Searches of publicly available databases of genetic sequences have found putative neuropsin orthologs in both major branches of Bilateria: protostomes and deuterostomes. Among protostomes, putative neuropsins have been found in the molluscs owl limpet (Lottia gigantea) (a species of sea snail) and Pacific oyster (Crassostrea gigas), in the water flea (Daphnia pulex) (an arthropod), and in the annelid worm Capitella teleta.

== Phylogeny ==
The neuropsins are one of three subgroups of the tetraopsins (also known as RGR/Go or Group 4 opsins). The other groups are the chromopsins and the Go-opsins. The tetraopsins are one of the five major groups of the animal opsins, also known as type 2 opsins). The other groups are the ciliary opsins (c-opsins, cilopsins), the rhabdomeric opsins (r-opsins, rhabopsins), the xenopsins, and the nessopsins. Four of these subclades occur in Bilateria (all but the nessopsins). However, the bilaterian clades constitute a paraphyletic taxon without the opsins from the cnidarians.

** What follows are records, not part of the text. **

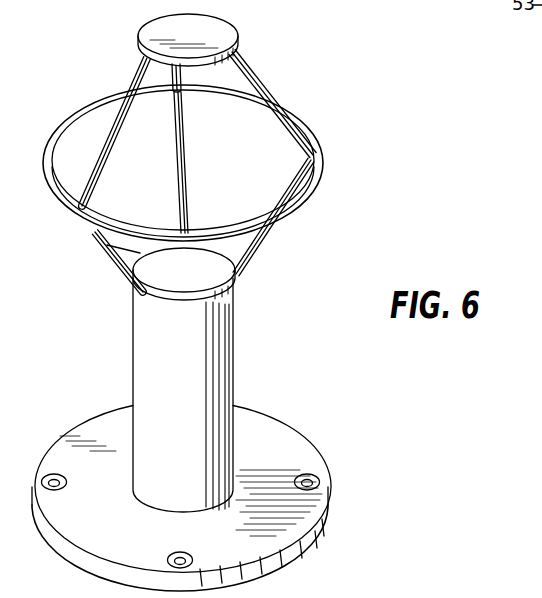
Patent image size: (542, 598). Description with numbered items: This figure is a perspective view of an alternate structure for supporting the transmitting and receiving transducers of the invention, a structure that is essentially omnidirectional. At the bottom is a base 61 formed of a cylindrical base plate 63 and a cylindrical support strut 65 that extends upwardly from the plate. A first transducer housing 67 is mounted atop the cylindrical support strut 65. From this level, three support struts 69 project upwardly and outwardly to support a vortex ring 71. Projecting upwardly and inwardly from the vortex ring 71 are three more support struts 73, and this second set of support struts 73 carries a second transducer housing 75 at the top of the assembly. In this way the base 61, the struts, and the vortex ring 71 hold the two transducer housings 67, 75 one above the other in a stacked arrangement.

The base 61 is at (278, 396).
The cylindrical base plate 63 is at (303, 452).
The cylindrical support strut 65 is at (215, 348).
The first transducer housing 67 is at (220, 272).
The support struts 69 is at (184, 178).
The vortex ring 71 is at (316, 180).
The support struts 73 is at (133, 72).
The second transducer housing 75 is at (229, 34).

The phylogenetic relationship of the neuropsins to the other opsins
Phylogenetic reconstruction of the opsins. The outgroup contains other G protein-coupled receptors. The frame highlights the tetraopsins, which are expanded in the next image.

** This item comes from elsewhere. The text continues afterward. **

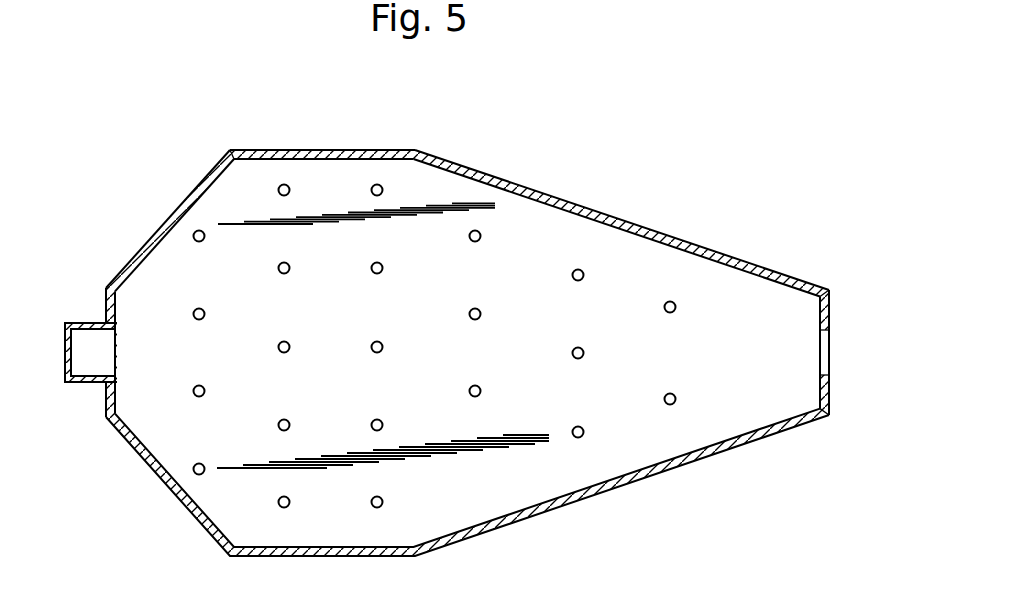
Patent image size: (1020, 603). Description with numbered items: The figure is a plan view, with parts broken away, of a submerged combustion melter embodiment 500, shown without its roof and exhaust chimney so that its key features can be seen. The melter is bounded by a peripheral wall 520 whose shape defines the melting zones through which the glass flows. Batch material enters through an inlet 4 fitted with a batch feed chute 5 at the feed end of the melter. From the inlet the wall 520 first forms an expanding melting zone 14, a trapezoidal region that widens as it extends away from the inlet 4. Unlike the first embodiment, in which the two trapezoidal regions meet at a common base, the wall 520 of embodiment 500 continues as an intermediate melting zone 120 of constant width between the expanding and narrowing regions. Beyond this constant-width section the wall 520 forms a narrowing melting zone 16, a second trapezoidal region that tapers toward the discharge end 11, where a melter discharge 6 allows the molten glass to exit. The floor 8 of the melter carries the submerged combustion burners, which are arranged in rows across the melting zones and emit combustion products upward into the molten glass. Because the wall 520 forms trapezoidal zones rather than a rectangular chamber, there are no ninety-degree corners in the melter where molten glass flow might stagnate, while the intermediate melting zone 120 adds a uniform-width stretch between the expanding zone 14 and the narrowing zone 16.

Phylogenetic reconstruction of the tetraopsins. The outgroup contains other G protein-coupled receptors including the other opsins. The frame highlights the neuropsins, which are expanded in the next image.

In the phylogeny above, Each clade contains sequences from opsins and other G protein-coupled receptors. The number of sequences and two pie charts are shown next to the clade. The first pie chart shows the percentage of a certain amino acid at the position in the sequences corresponding to position 296 in cattle rhodopsin. The amino acids are color-coded. The colors are red for lysine (K), purple for glutamic acid (E), dark and mid-gray for other amino acids, and light gray for sequences that have no data at that position. The second pie chart gives the taxon composition for each clade, green stands for craniates, dark green for cephalochordates, mid green for echinoderms, pale pink for annelids, dark blue for arthropods, light blue for mollusks, and purple for cnidarians. The branches branches to the clades have pie charts, which give support values for the branches. The values are from right to left SH-aLRT/aBayes/UFBoot. The branches are considered supported when SH-aLRT ≥ 80%, aBayes ≥ 0.95, and UFBoot ≥ 95%. If a support value is above its threshold the pie chart is black otherwise gray.